I finally finished unpacking and shelving all my books after our move to the country. In doing so I rediscovered so many jewels that were sitting unseen on my bookshelves and I now have a new pile to read and reread, which is very exciting.
This week I want to share a few passages from this little gem: Hua Hu Ching – The Unknown Teachings of Lao Tzu by Brian Walker.
Does one scent appeal more than another?
Do you prefer this flavor, or that feeling?
Is your practice sacred and your work profane?
Then your mind is separated:
from itself, from oneness, from the Tao.
Keep your mind free of divisions and distinctions.
When your mind is detached, simple, quiet, then all things can exist in harmony, and you can begin to perceive the subtle truth.
Each moment is fragile and fleeting.
The moment of the past cannot be kept, however beautiful.

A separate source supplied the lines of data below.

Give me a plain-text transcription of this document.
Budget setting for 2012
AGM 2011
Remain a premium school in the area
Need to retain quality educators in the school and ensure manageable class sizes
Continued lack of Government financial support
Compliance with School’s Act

The moment of the present cannot be held, however enjoyable.
The moment of the future cannot be caught, however desirable.
But the mind is desperate to fix the river in place:
Possessed by ideas of the past, preoccupied with images of the future, it overlooks the plain truth of the moment.
The one who can dissolve her mind will suddenly discover the Tao at her feet, and clarity at hand.
The Tao doesn’t come and go.
It is always present everywhere, just like the sky.
If your mind is clouded, you won’t see it, but that doesn’t mean it isn’t there.
All misery is created by the activity of the mind.
Can you let go of words and ideas, attitudes and expectation?
If so, than the Tao will loom into view.
Can you be still and look inside?
If so, then you will see that the truth is always available, always responsive.